Complete resection of the fistula and any associated abscess cavity, necrotic tissue, inflammatory mass, tumor, stones, or foreign bodies; perioperative antibiotics; tension-free closure of both the bowel and urinary components; interposition of healthy tissue, such as omentum; copious would irrigation; drain placement; and adequate nutritional support are all crucial to minimize the risk of complications. Exploration, percutaneous drain placement, nephrostomy tube placement, prolonged bowel rest, and/or aggressive antibiotic therapy may be necessary if postoperative complications develop.
Outcome and Prognosis
The prognosis depends on the etiology of the fistula. For benign processes, the prognosis is generally good provided sepsis is absent or limited and the entity is recognized quickly.
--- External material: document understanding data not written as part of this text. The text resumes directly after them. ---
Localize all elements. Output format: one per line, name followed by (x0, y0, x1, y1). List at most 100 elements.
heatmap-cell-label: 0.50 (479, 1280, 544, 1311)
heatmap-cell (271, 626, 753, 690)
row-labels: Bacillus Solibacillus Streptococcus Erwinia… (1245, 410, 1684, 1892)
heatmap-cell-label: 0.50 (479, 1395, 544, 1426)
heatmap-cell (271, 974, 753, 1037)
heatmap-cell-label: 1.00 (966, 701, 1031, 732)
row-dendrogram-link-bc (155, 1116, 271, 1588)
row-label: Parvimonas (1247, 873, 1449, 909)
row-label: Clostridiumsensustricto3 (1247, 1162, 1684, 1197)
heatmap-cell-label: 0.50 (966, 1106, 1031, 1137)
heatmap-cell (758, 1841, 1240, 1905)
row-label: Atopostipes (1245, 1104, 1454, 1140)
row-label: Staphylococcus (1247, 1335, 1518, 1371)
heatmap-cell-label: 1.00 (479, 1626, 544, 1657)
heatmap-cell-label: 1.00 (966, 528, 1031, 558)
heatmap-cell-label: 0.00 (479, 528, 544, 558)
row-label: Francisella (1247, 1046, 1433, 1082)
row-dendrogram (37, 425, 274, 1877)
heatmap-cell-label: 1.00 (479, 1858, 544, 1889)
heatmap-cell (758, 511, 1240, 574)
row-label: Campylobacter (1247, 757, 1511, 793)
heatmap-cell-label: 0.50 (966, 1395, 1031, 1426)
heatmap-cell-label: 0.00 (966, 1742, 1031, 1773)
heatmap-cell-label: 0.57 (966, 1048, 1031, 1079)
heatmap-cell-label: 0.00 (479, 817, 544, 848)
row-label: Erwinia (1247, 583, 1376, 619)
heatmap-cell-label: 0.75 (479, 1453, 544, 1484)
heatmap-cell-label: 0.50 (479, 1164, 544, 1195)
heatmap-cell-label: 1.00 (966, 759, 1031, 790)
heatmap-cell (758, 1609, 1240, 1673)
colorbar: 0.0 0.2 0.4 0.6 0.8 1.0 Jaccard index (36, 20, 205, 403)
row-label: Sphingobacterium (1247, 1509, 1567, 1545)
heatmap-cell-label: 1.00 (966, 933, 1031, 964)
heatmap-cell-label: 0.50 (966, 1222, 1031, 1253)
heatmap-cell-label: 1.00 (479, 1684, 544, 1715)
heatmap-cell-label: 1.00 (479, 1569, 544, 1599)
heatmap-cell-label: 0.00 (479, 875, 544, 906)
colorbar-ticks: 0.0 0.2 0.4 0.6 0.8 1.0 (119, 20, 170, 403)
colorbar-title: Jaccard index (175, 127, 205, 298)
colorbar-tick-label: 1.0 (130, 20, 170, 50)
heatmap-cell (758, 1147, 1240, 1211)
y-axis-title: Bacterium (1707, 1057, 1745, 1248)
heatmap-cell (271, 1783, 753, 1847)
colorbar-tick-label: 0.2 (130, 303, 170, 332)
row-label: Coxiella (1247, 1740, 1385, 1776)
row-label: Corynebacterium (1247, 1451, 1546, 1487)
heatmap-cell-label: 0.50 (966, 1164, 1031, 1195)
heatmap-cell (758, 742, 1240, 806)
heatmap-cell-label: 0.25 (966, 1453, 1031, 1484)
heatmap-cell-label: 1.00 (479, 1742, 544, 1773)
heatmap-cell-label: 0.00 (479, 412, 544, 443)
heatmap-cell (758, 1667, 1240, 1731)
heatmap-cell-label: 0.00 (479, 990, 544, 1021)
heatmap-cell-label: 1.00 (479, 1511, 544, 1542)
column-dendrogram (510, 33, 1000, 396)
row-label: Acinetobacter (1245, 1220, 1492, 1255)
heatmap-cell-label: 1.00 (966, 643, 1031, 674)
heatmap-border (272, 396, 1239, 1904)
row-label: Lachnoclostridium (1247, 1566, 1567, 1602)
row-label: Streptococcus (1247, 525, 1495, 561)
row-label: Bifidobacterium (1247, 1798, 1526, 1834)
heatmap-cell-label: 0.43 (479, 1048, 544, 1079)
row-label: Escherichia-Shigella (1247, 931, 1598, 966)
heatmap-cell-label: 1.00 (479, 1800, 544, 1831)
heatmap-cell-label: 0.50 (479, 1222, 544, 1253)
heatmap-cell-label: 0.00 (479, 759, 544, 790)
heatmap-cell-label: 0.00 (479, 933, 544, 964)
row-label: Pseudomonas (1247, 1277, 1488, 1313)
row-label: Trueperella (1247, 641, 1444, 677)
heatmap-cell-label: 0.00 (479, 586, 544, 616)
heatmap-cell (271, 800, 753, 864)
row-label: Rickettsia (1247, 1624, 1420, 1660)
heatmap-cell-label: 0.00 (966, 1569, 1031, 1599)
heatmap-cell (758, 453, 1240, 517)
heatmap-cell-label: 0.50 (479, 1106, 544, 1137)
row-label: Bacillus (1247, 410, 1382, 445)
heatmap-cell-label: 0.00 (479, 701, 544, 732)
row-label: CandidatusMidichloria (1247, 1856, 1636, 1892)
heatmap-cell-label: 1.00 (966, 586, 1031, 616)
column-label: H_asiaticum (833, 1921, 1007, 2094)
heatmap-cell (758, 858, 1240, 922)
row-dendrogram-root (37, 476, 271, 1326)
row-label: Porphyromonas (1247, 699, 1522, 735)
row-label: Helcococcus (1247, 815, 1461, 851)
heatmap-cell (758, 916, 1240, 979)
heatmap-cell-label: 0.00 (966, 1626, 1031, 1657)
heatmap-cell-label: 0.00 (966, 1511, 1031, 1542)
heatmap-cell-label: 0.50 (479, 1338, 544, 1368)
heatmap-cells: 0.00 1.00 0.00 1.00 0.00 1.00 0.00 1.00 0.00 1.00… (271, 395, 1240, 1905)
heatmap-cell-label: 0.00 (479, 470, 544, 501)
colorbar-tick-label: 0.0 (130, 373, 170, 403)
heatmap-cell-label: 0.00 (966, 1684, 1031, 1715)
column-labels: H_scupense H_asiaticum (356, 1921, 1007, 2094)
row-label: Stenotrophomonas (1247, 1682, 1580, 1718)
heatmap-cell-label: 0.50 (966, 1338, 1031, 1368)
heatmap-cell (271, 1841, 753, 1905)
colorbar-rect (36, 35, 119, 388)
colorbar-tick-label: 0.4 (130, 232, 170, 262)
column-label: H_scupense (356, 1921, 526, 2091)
Malignancy that is sufficiently advanced to cause a renoalimentary fistula carries a poor prognosis. This is not due to the fistula itself, but because of the tumor.
Future and Controversies
Renoalimentary fistula will likely remain an occasional sequela of percutaneous nephrostomy tube placement, but management is relatively straightforward. With percutaneous radiofrequency ablation and cryoablation becoming a more popular and viable treatment option, patients should be aware that renoalimentary fistula is a potential complication of them. The use of hydrodissection during radiofrequency ablation with normal saline and vigilance of surrounding structures during these procedures should help keep the development of fistulae to a minimum.
In many cases, renoalimentary fistulae are secondary to neglected treatment of chronic disease. Continued efforts at early diagnosis and treatment of underlying problems should decrease the incidence of renoalimentary fistulae and improve the prognosis.